But my chief reason for rejoicing on our arrival at Mosul was that I there had a rare opportunity to complete observations which, during the greater part of our journey, I had been making on the condition and influence of what are known as the Eastern Churches. I do not speak of an “Eastern Church,” about which so much has been written, for such an organization, as contradistinguished from a Western Church, is mere fiction.

The noted Venetian traveler, Marco Polo, in writing of the inhabitants of Mosul, declares:

There is a kind of people called Arabi and these worship Mohammed.[318] Then there is another description of people who are called Nestorian and Jacobite Christians. These have a Patriarch whom they call the Jatolic [he means Catholic] and this Patriarch creates Archbishops and Abbots and Prelates of all other degrees and sends them into every quarter, as to India, to Baudas [Bagdad] or to Cathay, just as the Pope of Rome does in Latin countries. For you must know that though there is a very great number of Christians in those countries, they are all Jacobites and Nestorians; Christians, indeed, but not in the fashion enjoined by the Pope of Rome, for they come short in several points of the faith.[319]

Nearly five and a half centuries after the illustrious Venetian traveler had dictated these lines, the erudite historian and Orientalist, von Hammer-Purgstall, referring to the inhabitants of the terraced city of Mardin, located between Edessa and Mosul, wrote: “There Sunnis and Shias, Catholic and Schismatic Armenians, Jacobites, Nestorians, Chaldæans, Sun, Fire, Calf and Devil worshipers dwell one over the head of the other.”[320]

These two quotations from writers who lived in such widely separated periods give one a fair idea of what has long been the religious affiliations of the greater part of the population of Mesopotamia and what, with slight changes, they are still to-day.

Dismissing the Moslems and Pagans just mentioned as without the purview of this chapter, a few pages on the different Christian bodies above-mentioned will aid the reader to form an intelligent estimate of the present condition of some of these Churches of the East and of their relations to one another.

We begin with the Nestorians as they constitute the oldest of the existing dissident Churches. The Arians, Novatians, Paulinists, and scores of other heretics who gave such trouble to the early Christian Church have long disappeared and only students of heresiology now know what doctrines they really professed.

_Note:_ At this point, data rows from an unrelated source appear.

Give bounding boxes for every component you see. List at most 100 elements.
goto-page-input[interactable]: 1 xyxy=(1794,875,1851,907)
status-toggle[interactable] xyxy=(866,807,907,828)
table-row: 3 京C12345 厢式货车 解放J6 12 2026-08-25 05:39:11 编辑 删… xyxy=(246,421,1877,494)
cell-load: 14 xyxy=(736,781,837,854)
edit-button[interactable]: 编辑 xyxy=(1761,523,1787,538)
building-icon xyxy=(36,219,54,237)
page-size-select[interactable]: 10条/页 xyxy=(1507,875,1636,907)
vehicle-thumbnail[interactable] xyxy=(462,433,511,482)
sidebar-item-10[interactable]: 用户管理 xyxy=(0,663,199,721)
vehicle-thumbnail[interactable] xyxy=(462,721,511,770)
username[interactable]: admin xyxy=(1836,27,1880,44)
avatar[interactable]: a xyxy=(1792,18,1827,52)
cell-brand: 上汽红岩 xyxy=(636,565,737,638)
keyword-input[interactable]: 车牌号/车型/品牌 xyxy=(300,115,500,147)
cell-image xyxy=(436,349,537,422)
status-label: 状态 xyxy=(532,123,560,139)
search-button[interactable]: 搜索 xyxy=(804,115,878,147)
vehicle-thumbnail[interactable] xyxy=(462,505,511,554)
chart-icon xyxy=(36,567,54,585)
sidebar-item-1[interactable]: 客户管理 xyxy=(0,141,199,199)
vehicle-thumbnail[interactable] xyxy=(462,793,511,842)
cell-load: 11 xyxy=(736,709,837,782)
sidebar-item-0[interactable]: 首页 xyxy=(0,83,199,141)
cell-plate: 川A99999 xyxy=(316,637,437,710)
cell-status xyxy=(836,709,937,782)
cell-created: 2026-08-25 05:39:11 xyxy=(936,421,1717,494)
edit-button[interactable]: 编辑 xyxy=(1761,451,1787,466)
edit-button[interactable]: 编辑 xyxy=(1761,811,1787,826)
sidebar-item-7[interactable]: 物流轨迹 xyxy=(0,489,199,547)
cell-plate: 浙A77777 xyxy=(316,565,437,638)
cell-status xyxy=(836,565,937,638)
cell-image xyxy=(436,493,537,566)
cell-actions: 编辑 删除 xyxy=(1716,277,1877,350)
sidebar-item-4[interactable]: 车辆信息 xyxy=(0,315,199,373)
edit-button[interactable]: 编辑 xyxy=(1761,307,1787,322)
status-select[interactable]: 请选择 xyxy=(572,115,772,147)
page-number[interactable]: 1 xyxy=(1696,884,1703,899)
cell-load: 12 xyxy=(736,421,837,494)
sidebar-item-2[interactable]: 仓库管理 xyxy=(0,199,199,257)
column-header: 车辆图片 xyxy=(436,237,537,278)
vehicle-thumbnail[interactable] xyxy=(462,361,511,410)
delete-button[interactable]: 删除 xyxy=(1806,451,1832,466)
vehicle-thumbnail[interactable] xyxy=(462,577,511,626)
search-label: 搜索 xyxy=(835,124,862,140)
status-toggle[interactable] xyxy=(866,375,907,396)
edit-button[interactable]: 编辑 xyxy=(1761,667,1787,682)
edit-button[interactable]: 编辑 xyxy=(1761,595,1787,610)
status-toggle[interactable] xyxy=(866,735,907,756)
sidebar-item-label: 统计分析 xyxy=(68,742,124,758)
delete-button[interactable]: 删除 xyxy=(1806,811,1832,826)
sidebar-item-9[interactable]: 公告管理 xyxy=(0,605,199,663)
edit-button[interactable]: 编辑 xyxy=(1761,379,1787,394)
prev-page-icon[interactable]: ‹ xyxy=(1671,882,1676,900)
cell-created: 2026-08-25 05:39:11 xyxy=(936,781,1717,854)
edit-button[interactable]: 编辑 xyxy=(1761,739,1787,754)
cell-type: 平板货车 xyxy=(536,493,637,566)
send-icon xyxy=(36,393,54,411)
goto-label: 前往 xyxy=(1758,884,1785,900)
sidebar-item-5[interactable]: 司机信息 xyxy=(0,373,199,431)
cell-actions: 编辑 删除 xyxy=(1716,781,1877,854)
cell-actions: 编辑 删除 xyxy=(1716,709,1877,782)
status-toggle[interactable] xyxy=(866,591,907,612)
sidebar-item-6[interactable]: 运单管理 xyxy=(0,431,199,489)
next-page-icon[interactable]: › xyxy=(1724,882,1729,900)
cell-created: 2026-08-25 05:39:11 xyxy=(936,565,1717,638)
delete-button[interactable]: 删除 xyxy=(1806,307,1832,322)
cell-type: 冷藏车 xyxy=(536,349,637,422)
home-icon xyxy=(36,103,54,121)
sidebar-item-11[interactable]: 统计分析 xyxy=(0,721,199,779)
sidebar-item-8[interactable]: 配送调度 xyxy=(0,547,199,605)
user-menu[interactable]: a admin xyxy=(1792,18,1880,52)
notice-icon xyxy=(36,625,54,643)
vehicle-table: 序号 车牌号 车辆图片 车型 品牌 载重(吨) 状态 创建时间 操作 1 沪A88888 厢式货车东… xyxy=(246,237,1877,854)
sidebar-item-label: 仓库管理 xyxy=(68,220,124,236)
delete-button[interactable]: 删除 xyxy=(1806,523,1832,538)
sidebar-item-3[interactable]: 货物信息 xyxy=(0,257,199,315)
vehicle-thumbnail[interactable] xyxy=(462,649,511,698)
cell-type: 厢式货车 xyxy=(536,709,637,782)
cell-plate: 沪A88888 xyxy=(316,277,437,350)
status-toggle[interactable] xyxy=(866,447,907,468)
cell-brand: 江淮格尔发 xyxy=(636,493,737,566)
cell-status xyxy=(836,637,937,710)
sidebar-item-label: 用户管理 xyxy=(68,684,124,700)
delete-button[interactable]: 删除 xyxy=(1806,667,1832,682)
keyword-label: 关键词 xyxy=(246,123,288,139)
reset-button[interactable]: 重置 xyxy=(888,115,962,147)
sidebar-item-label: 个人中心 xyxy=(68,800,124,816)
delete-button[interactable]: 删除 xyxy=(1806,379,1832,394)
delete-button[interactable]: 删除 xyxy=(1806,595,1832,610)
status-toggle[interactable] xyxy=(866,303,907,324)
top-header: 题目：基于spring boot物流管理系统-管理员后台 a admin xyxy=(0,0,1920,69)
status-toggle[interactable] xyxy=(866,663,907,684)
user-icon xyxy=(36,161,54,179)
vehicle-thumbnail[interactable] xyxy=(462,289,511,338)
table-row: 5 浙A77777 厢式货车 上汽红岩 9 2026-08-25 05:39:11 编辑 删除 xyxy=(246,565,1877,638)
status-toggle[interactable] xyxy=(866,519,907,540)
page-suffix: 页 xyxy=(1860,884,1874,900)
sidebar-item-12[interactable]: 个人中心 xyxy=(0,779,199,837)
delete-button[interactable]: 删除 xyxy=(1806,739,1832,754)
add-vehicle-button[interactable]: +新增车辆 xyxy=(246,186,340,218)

The distinguishing tenet of Nestorianism, which owes its origin to Nestorius, Patriarch of Constantinople from 428 to 431, is the assertion that in Christ there are two persons—the human and the divine—and the denial that the Mother of Christ is the Mother of God. The Catholic doctrine, as defined by the third Œcumenical Council held at Ephesus in 431, is that in Christ there is but one person—the person of the Son of God—and that the Blessed Virgin Mary is the Mother of God—Θεοτόκος.

From its beginning Nestorianism has been essentially an eastern organization and was early adopted by the successors of the “Parthians, Medes, Elamites, and inhabitants of Mesopotamia,” who, on the first Pentecost, were so amazed to hear the Apostles in Jerusalem speaking in divers tongues the wonderful works of God.[321]

On account of political and other reasons, the Nestorians soon became separated from the rest of Christendom. Banished from Edessa in 489 by the Emperor Zeno, they fled to Nisibis which then belonged to Persia. The Persian King, learning that they did not profess the same creed as that held by the Byzantines, with whom he was always at war, took them under his protection. From that time the Nestorian Church, which eventually became almost forgotten west of Mesopotamia, had an extraordinary development in the East. For, although from his palace, in the twin city of Seleucia-Ctesiphon, the Nestorian Katholicos sent missionaries to Arabia and Syria and Egypt, by far the larger number went to far-off India and China. In the thirteenth and fourteenth centuries, when the Nestorian Church attained its greatest development, the jurisdiction of the Nestorian Katholicos rivaled in extent that of the greatest of the Byzantine Patriarchs. For then the supreme head of the Nestorians ruled over a vast number of bishops who were stationed at important points in Asia from Mosul to Malabar and from Jerusalem to Java and Peking.[322]